Le vrai du faux ? Quand l’aéroport de Nice continue de brouiller les pistes !
La société privée des Aéroports de la Côte d’Azur étant coutumière de désinformations, dont certaines sont qualifiables de tromperies commerciales, la société civile et de nombreux experts se lèvent à présent pour les dénoncer. Acculée dans ses contradictions et incohérences, elle a récemment tenté, encore une fois, de faire diversion, en prétendant démêler « le vrai du faux » sur son site Internet : ici.
Dans cet article, nous y répondons point par point : en rouge dans le texte. A notre tour de démêler le (vraiment) vrai du (vraiment) faux…
Texte de l’aéroport (et commentaires du collectif citoyen 06 en rouge)
Connaissez-vous vraiment les Aéroports de la Côte d’Azur ?
L’ADAPTATION DU TERMINAL 2
Notez que le terme « adaptation » s’est substitué à celui d’ « extension ».
Le terme « extension » induisant l’idée d’une hausse de trafic, l’aéroport de Nice a préféré, récemment, celui d’ « adaptation ». Devinez pourquoi…
1- C’EST FAIT POUR AUGMENTER LE TRAFIC DES PASSAGERS ?
FAUX : la logique est tout inverse. Dans les faits, l’aéroport Nice Côte d’Azur dispose pour l’ensemble de ses terminaux d’une capacité d’accueil optimale de 14 millions de passagers par an. Et, sous condition d’une nette dégradation de sa qualité de service, il peut aller jusqu’à 17 millions. En 2019, le trafic passagers a dépassé les 14 millions, avec des pics de saturation qui se sont traduit par des files d’attentes et des engorgements inconfortables.
Par ailleurs, les prévisions de trafic, indépendantes de l’aéroport, estiment toutes que le trafic va continuer de croître, nécessitant une adaptation des infrastructures pour accueillir environ 30% de voyageurs en plus.
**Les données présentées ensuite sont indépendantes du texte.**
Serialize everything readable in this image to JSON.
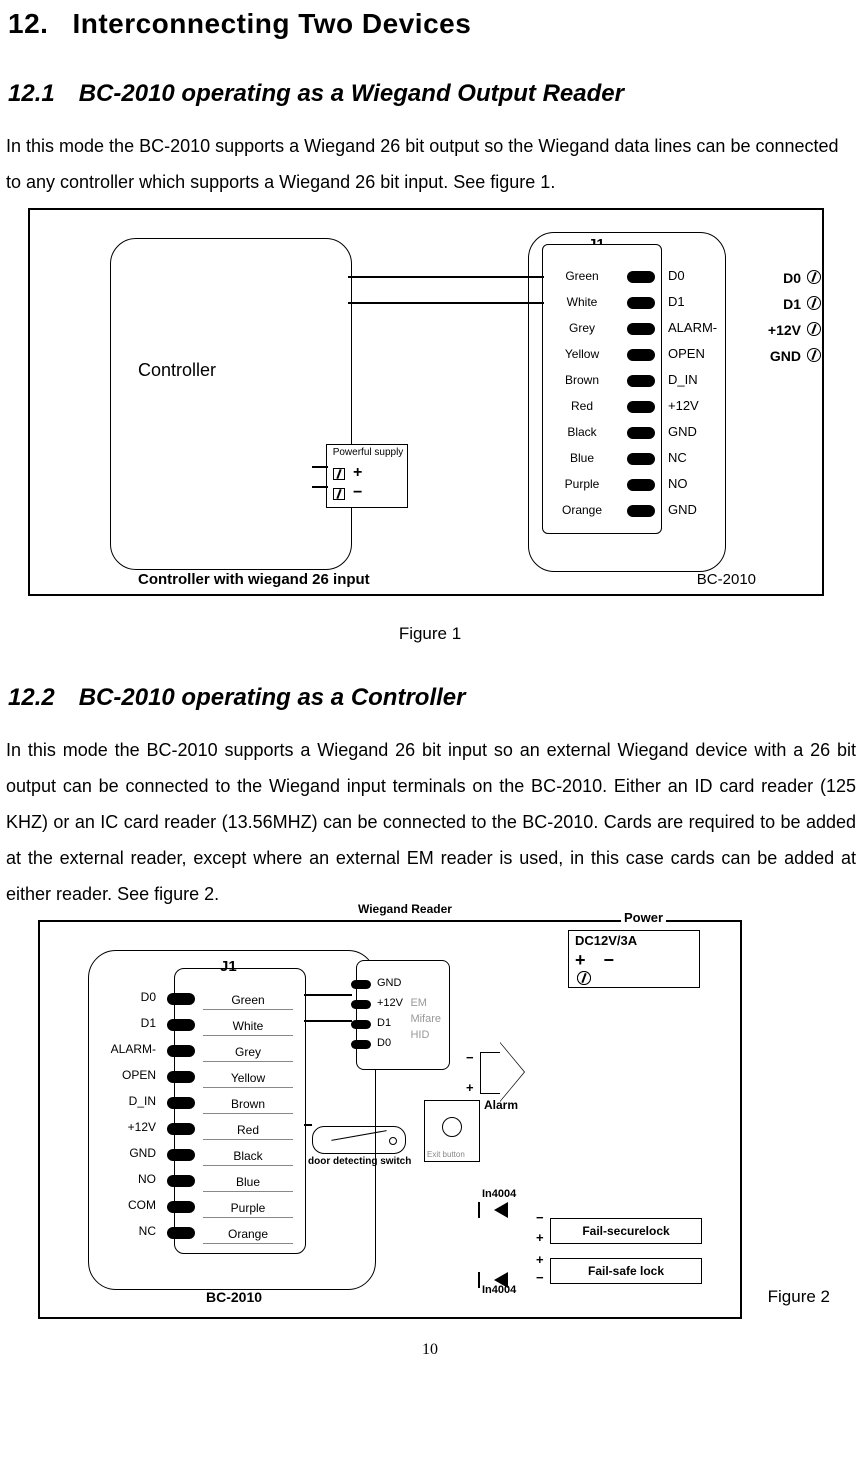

L’adaptation du terminal 2 n’est donc pas faite pour augmenter le trafic, mais pour préserver la qualité de service en prévision d’une hausse du nombre de personnes à traiter. C’est un peu comme un directeur d’école qui verrait la population par classe devenir trop élevée pour garantir la qualité de l’enseignement : il anticipe et cherche à ouvrir une ou deux classes en plus.
L’aéroport prétend que cette affirmation est fausse. Elle est pourtant tout à fait juste. L’étude d’impact officielle (Ingérop) de la société ACA (page 123) précise que ce projet permettra bien d’augmenter le trafic passager de sa capacité actuelle de 17 millions à 21,6 millions d’ici 2030, soit une hausse de 7,1 millions depuis 2019.
Noter que cette étude d’impact Ingérop constitue l’une des pièces officielles du recours en justice.
2- ÇA VA AUGMENTER LE TRAFIC AÉRIEN DE 50%, AVEC TOUTES LES NUISANCES ASSOCIÉES !
FAUX : prenons la période allant de 2012 à 2023. Au cours de cette décennie, le trafic passagers a augmenté de 27,2% au sein des terminaux 1 et 2, soit la variation que permettrait, à terme, l’adaptation du terminal 2. Au cours de la même période, le trafic avion a baissé, passant de 110 924 mouvements par an en 2012 à 107 404 en 2023 (-3,17%).
Ceci s’explique par le fait que la croissance du transport aérien est tirée par les compagnies low-cost qui optimisent le remplissage des avions, avec des modèles pouvant embarquer plus de passagers.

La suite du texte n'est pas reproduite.